I don't know if Lost can generate a Law & Order-like run. There are, after all, only 48 survivors. (Though who knows what other people live on the island?)

But in today's frantic marketplace, two good seasons will make a network happy. Maybe even one.

Needed: A Bridge to the future

I can think of a literary model for our new hybrid—the Pulitzer Prize-winning novel Bridge of San Luis Rey by Thornton Wilder, a writer best known these days for the play Our Town. Bridge, however, was published in 1927. The inciting event—to use an au-courant term from screenwriting classes—is the collapse of a pedestrian bridge in a Peruvian village that plunges five people to their deaths.

The novel flashes back to the lives of the victims and the factors that put them on that bridge at that fateful time.

Like Lost and The 4400.

Why are these hybrids significant for sci-fi? Because network television schedules are stuffed to overflowing with pure procedurals: NBC is the network of Law & Order; CBS has three versions of C.S.I. ABC would—until this season—have loved its own franchise; the same with Fox or the WB.
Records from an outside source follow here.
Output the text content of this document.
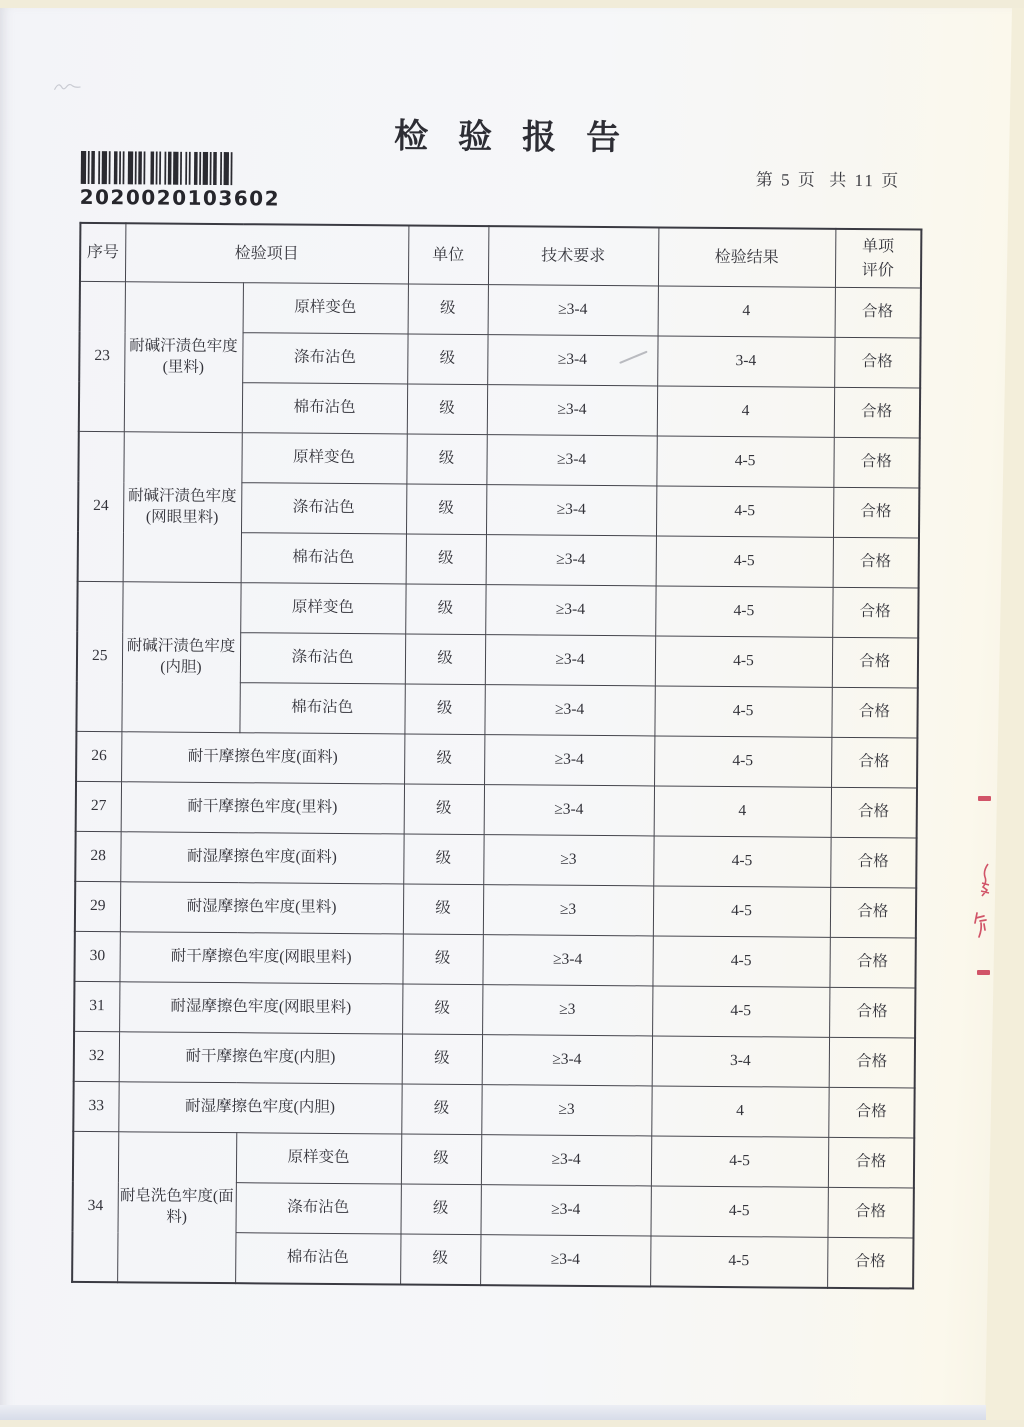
检验报告
第 5 页  共 11 页
2020020103602
序号	检验项目		单位	技术要求	检验结果	单项评价
23	耐碱汗渍色牢度(里料)	原样变色	级	≥3-4	4	合格
		涤布沾色	级	≥3-4	3-4	合格
		棉布沾色	级	≥3-4	4	合格
24	耐碱汗渍色牢度(网眼里料)	原样变色	级	≥3-4	4-5	合格
		涤布沾色	级	≥3-4	4-5	合格
		棉布沾色	级	≥3-4	4-5	合格
25	耐碱汗渍色牢度(内胆)	原样变色	级	≥3-4	4-5	合格
		涤布沾色	级	≥3-4	4-5	合格
		棉布沾色	级	≥3-4	4-5	合格
26	耐干摩擦色牢度(面料)		级	≥3-4	4-5	合格
27	耐干摩擦色牢度(里料)		级	≥3-4	4	合格
28	耐湿摩擦色牢度(面料)		级	≥3	4-5	合格
29	耐湿摩擦色牢度(里料)		级	≥3	4-5	合格
30	耐干摩擦色牢度(网眼里料)		级	≥3-4	4-5	合格
31	耐湿摩擦色牢度(网眼里料)		级	≥3	4-5	合格
32	耐干摩擦色牢度(内胆)		级	≥3-4	3-4	合格
33	耐湿摩擦色牢度(内胆)		级	≥3	4	合格
34	耐皂洗色牢度(面料)	原样变色	级	≥3-4	4-5	合格
		涤布沾色	级	≥3-4	4-5	合格
		棉布沾色	级	≥3-4	4-5	合格
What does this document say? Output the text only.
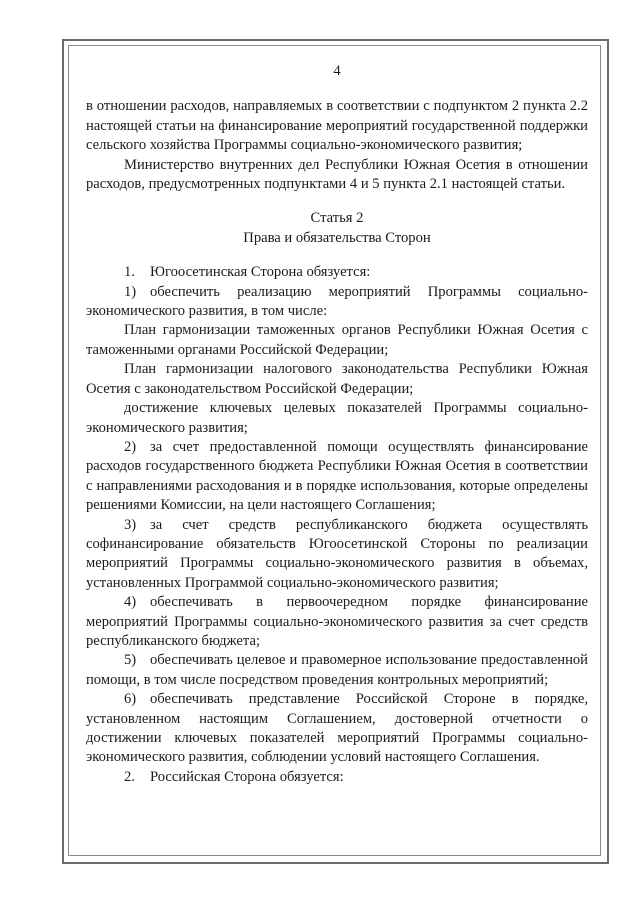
4

в отношении расходов, направляемых в соответствии с подпунктом 2 пункта 2.2 настоящей статьи на финансирование мероприятий государственной поддержки сельского хозяйства Программы социально-экономического развития;

Министерство внутренних дел Республики Южная Осетия в отношении расходов, предусмотренных подпунктами 4 и 5 пункта 2.1 настоящей статьи.

Статья 2

Права и обязательства Сторон

1. Югоосетинская Сторона обязуется:

1) обеспечить реализацию мероприятий Программы социально-экономического развития, в том числе:

План гармонизации таможенных органов Республики Южная Осетия с таможенными органами Российской Федерации;

План гармонизации налогового законодательства Республики Южная Осетия с законодательством Российской Федерации;

достижение ключевых целевых показателей Программы социально-экономического развития;

2) за счет предоставленной помощи осуществлять финансирование расходов государственного бюджета Республики Южная Осетия в соответствии с направлениями расходования и в порядке использования, которые определены решениями Комиссии, на цели настоящего Соглашения;

3) за счет средств республиканского бюджета осуществлять софинансирование обязательств Югоосетинской Стороны по реализации мероприятий Программы социально-экономического развития в объемах, установленных Программой социально-экономического развития;

4) обеспечивать в первоочередном порядке финансирование мероприятий Программы социально-экономического развития за счет средств республиканского бюджета;

5) обеспечивать целевое и правомерное использование предоставленной помощи, в том числе посредством проведения контрольных мероприятий;

6) обеспечивать представление Российской Стороне в порядке, установленном настоящим Соглашением, достоверной отчетности о достижении ключевых показателей мероприятий Программы социально-экономического развития, соблюдении условий настоящего Соглашения.

2. Российская Сторона обязуется:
Good as these series are (and I happily watch C.S.I.), they aren't sci-fi. Yes, there have been attempts to meld sci-fi and procedurals: Mercy Point mixed sci-fi and ER, for example. Uber-producer Dick Wolf's sole failure in network television was Mann and Machine, a sci-fi police procedural.

It's almost an impossible challenge. The amount of time required to develop a consistent future or alternate world, then to create believable characters and procedures for it—well, TV development cycles run in months, not years.

Which is why I welcome the hybrids.


Michael Cassutt worked on two anthologies series, the first revival of The Twilight Zone and the Showtime version of The Outer Limits. He is currently writing scripts for Fox Studios and the SCI FI Channel.